"Ya Pak. Terima kasih," Jawabnya pendek. Namun aku mendengar nada suara Listya seperti sedang menahan tangis bukan suara kebahagiaan. Apakah ini mungkin karena Rizal sakit sehingga Listya merasa sedih.
"Insya Allah Listya, mas Rizal sembuh. Tidak perlu khawatir semuanya sudah ditangani dokter. Saya akan terus berdoa untuk kebaikannya dan juga kelancaran pernikahan kalian," kataku berusaha menghiburnya.
Beberapa saat tidak ada jawaban. Gadis ini seperti terdiam membisu. Cukup lama terdiam sehingga ada kekosongan pembicaraan, sampai akhirnya aku kembali bersuara.
"Hallo Lis, kamu baik-baik saja? Listya!"
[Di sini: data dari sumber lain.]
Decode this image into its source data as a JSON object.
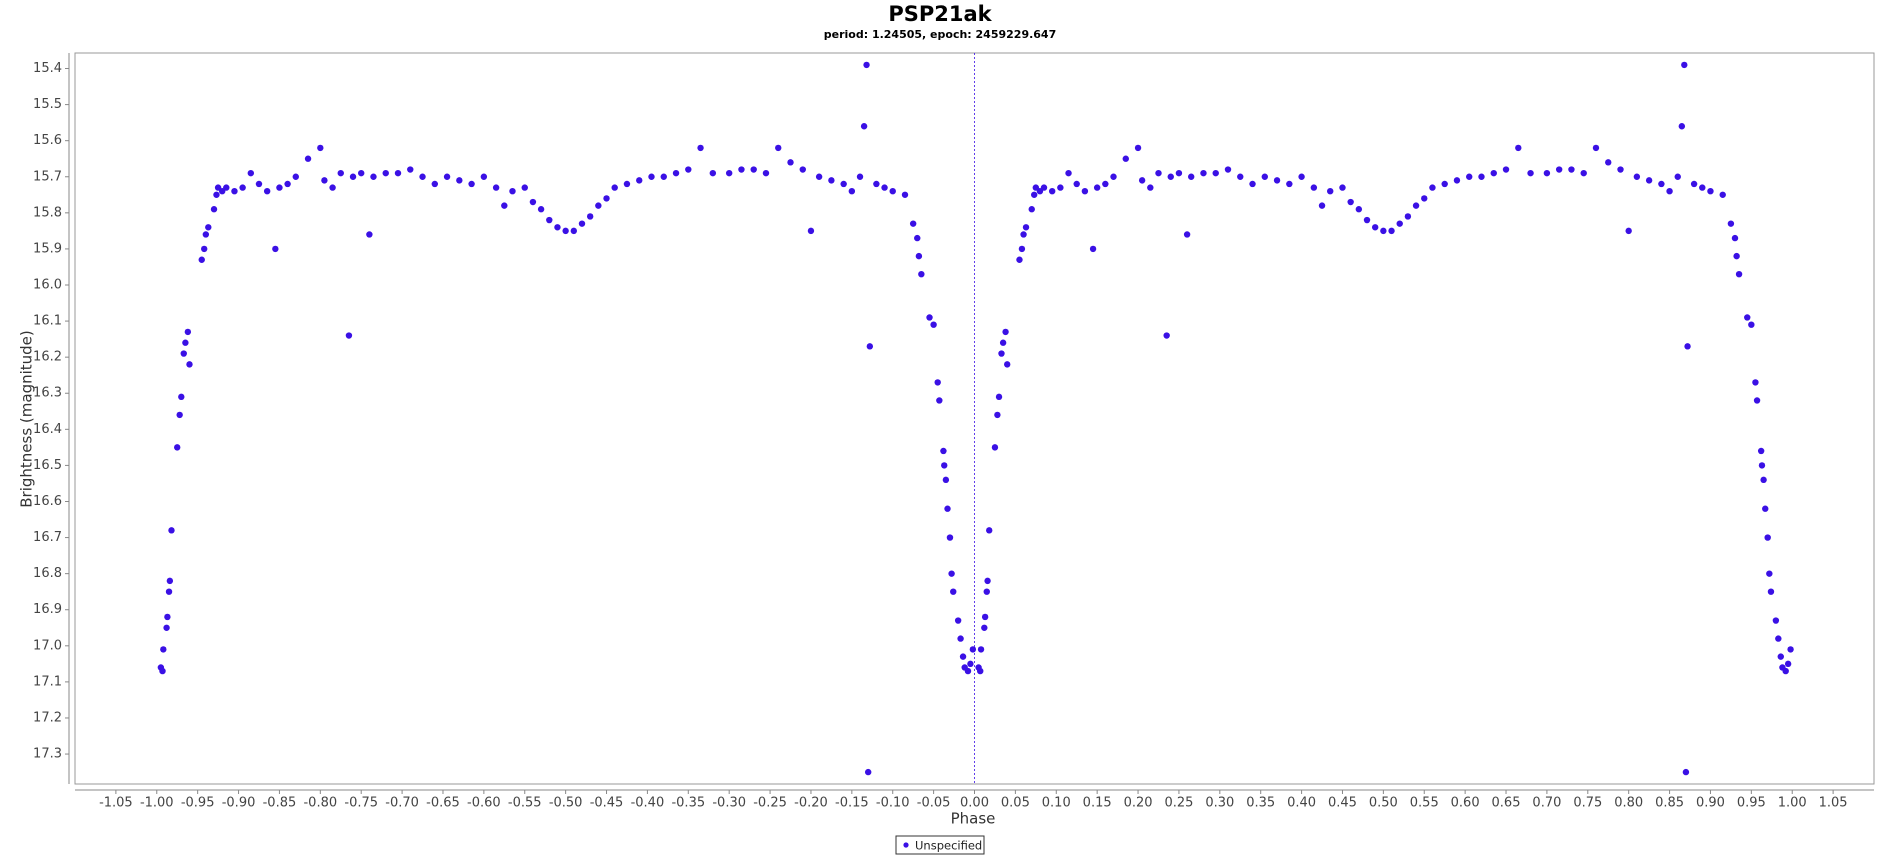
{
  "chart_data": {
    "type": "scatter",
    "title": "PSP21ak",
    "subtitle": "period: 1.24505, epoch: 2459229.647",
    "x_label": "Phase",
    "y_label": "Brightness (magnitude)",
    "xlim": [
      -1.1,
      1.1
    ],
    "ylim": [
      15.357,
      17.383
    ],
    "invert_y": true,
    "reference_line_x": 0,
    "legend": "bottom",
    "xticks": [
      -1.05,
      {
        "value": -1,
        "label": "-1.00"
      },
      -0.95,
      {
        "value": -0.9,
        "label": "-0.90"
      },
      -0.85,
      {
        "value": -0.8,
        "label": "-0.80"
      },
      -0.75,
      {
        "value": -0.7,
        "label": "-0.70"
      },
      -0.65,
      {
        "value": -0.6,
        "label": "-0.60"
      },
      -0.55,
      {
        "value": -0.5,
        "label": "-0.50"
      },
      -0.45,
      {
        "value": -0.4,
        "label": "-0.40"
      },
      -0.35,
      {
        "value": -0.3,
        "label": "-0.30"
      },
      -0.25,
      {
        "value": -0.2,
        "label": "-0.20"
      },
      -0.15,
      {
        "value": -0.1,
        "label": "-0.10"
      },
      -0.05,
      {
        "value": 0,
        "label": "0.00"
      },
      0.05,
      {
        "value": 0.1,
        "label": "0.10"
      },
      0.15,
      {
        "value": 0.2,
        "label": "0.20"
      },
      0.25,
      {
        "value": 0.3,
        "label": "0.30"
      },
      0.35,
      {
        "value": 0.4,
        "label": "0.40"
      },
      0.45,
      {
        "value": 0.5,
        "label": "0.50"
      },
      0.55,
      {
        "value": 0.6,
        "label": "0.60"
      },
      0.65,
      {
        "value": 0.7,
        "label": "0.70"
      },
      0.75,
      {
        "value": 0.8,
        "label": "0.80"
      },
      0.85,
      {
        "value": 0.9,
        "label": "0.90"
      },
      0.95,
      {
        "value": 1,
        "label": "1.00"
      },
      1.05
    ],
    "yticks": [
      15.4,
      15.5,
      15.6,
      15.7,
      15.8,
      15.9,
      {
        "value": 16,
        "label": "16.0"
      },
      16.1,
      16.2,
      16.3,
      16.4,
      16.5,
      16.6,
      16.7,
      16.8,
      16.9,
      {
        "value": 17,
        "label": "17.0"
      },
      17.1,
      17.2,
      17.3
    ],
    "series": [
      {
        "name": "Unspecified",
        "color": "#3a10e5",
        "x": [
          -0.995,
          -0.993,
          -0.992,
          -0.988,
          -0.987,
          -0.985,
          -0.984,
          -0.982,
          -0.975,
          -0.972,
          -0.97,
          -0.967,
          -0.965,
          -0.962,
          -0.96,
          -0.945,
          -0.942,
          -0.94,
          -0.937,
          -0.93,
          -0.927,
          -0.925,
          -0.92,
          -0.915,
          -0.905,
          -0.895,
          -0.885,
          -0.875,
          -0.865,
          -0.855,
          -0.85,
          -0.84,
          -0.83,
          -0.815,
          -0.8,
          -0.795,
          -0.785,
          -0.775,
          -0.765,
          -0.76,
          -0.75,
          -0.74,
          -0.735,
          -0.72,
          -0.705,
          -0.69,
          -0.675,
          -0.66,
          -0.645,
          -0.63,
          -0.615,
          -0.6,
          -0.585,
          -0.575,
          -0.565,
          -0.55,
          -0.54,
          -0.53,
          -0.52,
          -0.51,
          -0.5,
          -0.49,
          -0.48,
          -0.47,
          -0.46,
          -0.45,
          -0.44,
          -0.425,
          -0.41,
          -0.395,
          -0.38,
          -0.365,
          -0.35,
          -0.335,
          -0.32,
          -0.3,
          -0.285,
          -0.27,
          -0.255,
          -0.24,
          -0.225,
          -0.21,
          -0.2,
          -0.19,
          -0.175,
          -0.16,
          -0.15,
          -0.14,
          -0.135,
          -0.132,
          -0.13,
          -0.128,
          -0.12,
          -0.11,
          -0.1,
          -0.085,
          -0.075,
          -0.07,
          -0.068,
          -0.065,
          -0.055,
          -0.05,
          -0.045,
          -0.043,
          -0.038,
          -0.037,
          -0.035,
          -0.033,
          -0.03,
          -0.028,
          -0.026,
          -0.02,
          -0.017,
          -0.014,
          -0.012,
          -0.008,
          -0.005,
          -0.002,
          0.005,
          0.007,
          0.008,
          0.012,
          0.013,
          0.015,
          0.016,
          0.018,
          0.025,
          0.028,
          0.03,
          0.033,
          0.035,
          0.038,
          0.04,
          0.055,
          0.058,
          0.06,
          0.063,
          0.07,
          0.073,
          0.075,
          0.08,
          0.085,
          0.095,
          0.105,
          0.115,
          0.125,
          0.135,
          0.145,
          0.15,
          0.16,
          0.17,
          0.185,
          0.2,
          0.205,
          0.215,
          0.225,
          0.235,
          0.24,
          0.25,
          0.26,
          0.265,
          0.28,
          0.295,
          0.31,
          0.325,
          0.34,
          0.355,
          0.37,
          0.385,
          0.4,
          0.415,
          0.425,
          0.435,
          0.45,
          0.46,
          0.47,
          0.48,
          0.49,
          0.5,
          0.51,
          0.52,
          0.53,
          0.54,
          0.55,
          0.56,
          0.575,
          0.59,
          0.605,
          0.62,
          0.635,
          0.65,
          0.665,
          0.68,
          0.7,
          0.715,
          0.73,
          0.745,
          0.76,
          0.775,
          0.79,
          0.8,
          0.81,
          0.825,
          0.84,
          0.85,
          0.86,
          0.865,
          0.868,
          0.87,
          0.872,
          0.88,
          0.89,
          0.9,
          0.915,
          0.925,
          0.93,
          0.932,
          0.935,
          0.945,
          0.95,
          0.955,
          0.957,
          0.962,
          0.963,
          0.965,
          0.967,
          0.97,
          0.972,
          0.974,
          0.98,
          0.983,
          0.986,
          0.988,
          0.992,
          0.995,
          0.998
        ],
        "values": [
          17.06,
          17.07,
          17.01,
          16.95,
          16.92,
          16.85,
          16.82,
          16.68,
          16.45,
          16.36,
          16.31,
          16.19,
          16.16,
          16.13,
          16.22,
          15.93,
          15.9,
          15.86,
          15.84,
          15.79,
          15.75,
          15.73,
          15.74,
          15.73,
          15.74,
          15.73,
          15.69,
          15.72,
          15.74,
          15.9,
          15.73,
          15.72,
          15.7,
          15.65,
          15.62,
          15.71,
          15.73,
          15.69,
          16.14,
          15.7,
          15.69,
          15.86,
          15.7,
          15.69,
          15.69,
          15.68,
          15.7,
          15.72,
          15.7,
          15.71,
          15.72,
          15.7,
          15.73,
          15.78,
          15.74,
          15.73,
          15.77,
          15.79,
          15.82,
          15.84,
          15.85,
          15.85,
          15.83,
          15.81,
          15.78,
          15.76,
          15.73,
          15.72,
          15.71,
          15.7,
          15.7,
          15.69,
          15.68,
          15.62,
          15.69,
          15.69,
          15.68,
          15.68,
          15.69,
          15.62,
          15.66,
          15.68,
          15.85,
          15.7,
          15.71,
          15.72,
          15.74,
          15.7,
          15.56,
          15.39,
          17.35,
          16.17,
          15.72,
          15.73,
          15.74,
          15.75,
          15.83,
          15.87,
          15.92,
          15.97,
          16.09,
          16.11,
          16.27,
          16.32,
          16.46,
          16.5,
          16.54,
          16.62,
          16.7,
          16.8,
          16.85,
          16.93,
          16.98,
          17.03,
          17.06,
          17.07,
          17.05,
          17.01,
          17.06,
          17.07,
          17.01,
          16.95,
          16.92,
          16.85,
          16.82,
          16.68,
          16.45,
          16.36,
          16.31,
          16.19,
          16.16,
          16.13,
          16.22,
          15.93,
          15.9,
          15.86,
          15.84,
          15.79,
          15.75,
          15.73,
          15.74,
          15.73,
          15.74,
          15.73,
          15.69,
          15.72,
          15.74,
          15.9,
          15.73,
          15.72,
          15.7,
          15.65,
          15.62,
          15.71,
          15.73,
          15.69,
          16.14,
          15.7,
          15.69,
          15.86,
          15.7,
          15.69,
          15.69,
          15.68,
          15.7,
          15.72,
          15.7,
          15.71,
          15.72,
          15.7,
          15.73,
          15.78,
          15.74,
          15.73,
          15.77,
          15.79,
          15.82,
          15.84,
          15.85,
          15.85,
          15.83,
          15.81,
          15.78,
          15.76,
          15.73,
          15.72,
          15.71,
          15.7,
          15.7,
          15.69,
          15.68,
          15.62,
          15.69,
          15.69,
          15.68,
          15.68,
          15.69,
          15.62,
          15.66,
          15.68,
          15.85,
          15.7,
          15.71,
          15.72,
          15.74,
          15.7,
          15.56,
          15.39,
          17.35,
          16.17,
          15.72,
          15.73,
          15.74,
          15.75,
          15.83,
          15.87,
          15.92,
          15.97,
          16.09,
          16.11,
          16.27,
          16.32,
          16.46,
          16.5,
          16.54,
          16.62,
          16.7,
          16.8,
          16.85,
          16.93,
          16.98,
          17.03,
          17.06,
          17.07,
          17.05,
          17.01
        ]
      }
    ]
  }
}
"Ya Pak, tidak apa apa. Maaf Pak, saya sudahi dulu ya. Sekali lagi, terima kasih untuk doanya. Saya juga berdoa mudah-mudahan Bapak juga segera mendapatkan kebahagiaan dengan orang yang menggugah perasaan Bapak yang dulu pernah diceritakan. Maaf Pak Alan. Assalaamu alaikum." Listya berkata dengan suara pelan dan seperti menahan tangis.
"Baik Listya. Wa alaikum salaam," jawabku.
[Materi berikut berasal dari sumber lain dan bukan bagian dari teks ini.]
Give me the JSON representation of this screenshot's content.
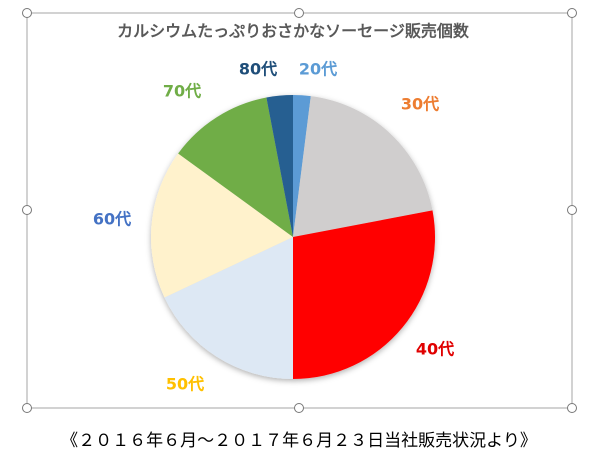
{
  "chart_data": {
    "type": "pie",
    "title": "カルシウムたっぷりおさかなソーセージ販売個数",
    "categories": [
      "20代",
      "30代",
      "40代",
      "50代",
      "60代",
      "70代",
      "80代"
    ],
    "values": [
      2,
      20,
      28,
      18,
      17,
      12,
      3
    ],
    "colors": [
      "#5b9bd5",
      "#d0cece",
      "#ff0000",
      "#dde8f4",
      "#fff2cc",
      "#70ad47",
      "#255e91"
    ],
    "label_colors": [
      "#5b9bd5",
      "#ed7d31",
      "#e00000",
      "#ffc000",
      "#4472c4",
      "#70ad47",
      "#1f4e79"
    ]
  },
  "caption": "《２０１６年６月～２０１７年６月２３日当社販売状況より》"
}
Apakah yang terjadi dengan Listya seperti tidak tampak bahagia dalam menghadapi hari pernikahannya? Kemudian kata-katanya tentang orang yang menggugah perasaanku, seperti ada perasaan cemburu dari nada bicaranya. Dia tidak tahu orang tersebut adalah dirinya. Ada apakah denganmu Listya?
Diujung bulan Januari ini hujan di Kota Surabaya masih tetap curahnya tinggi. Setiap sore turun hujan. Rabu ini aku ingat Rizal operasi pengambilan batu ginjal. Sekarang sudah hamper sore, mungkin operasinya sudah selesai. Ketika aku ingin menelpon Listya, tiba-tiba saja ponselku berbunyi. Ternyata panggilan dari Listya.
"Pak ini Tya. Alhamdulillah operasinya berhasil dan sekarang Mas Rizal sudah siuman," suara Listya dari seberang dengan nada gembira.
"Alhamdulillah Listya. Saya ikut senang sampaikan untuk Mas Rizal!"
"Iya Pak. Ini sudah saya sampaikan. Kami mengucapkan terima kasih atas perhatian Bapak," suara Listya penuh dengan keharuan.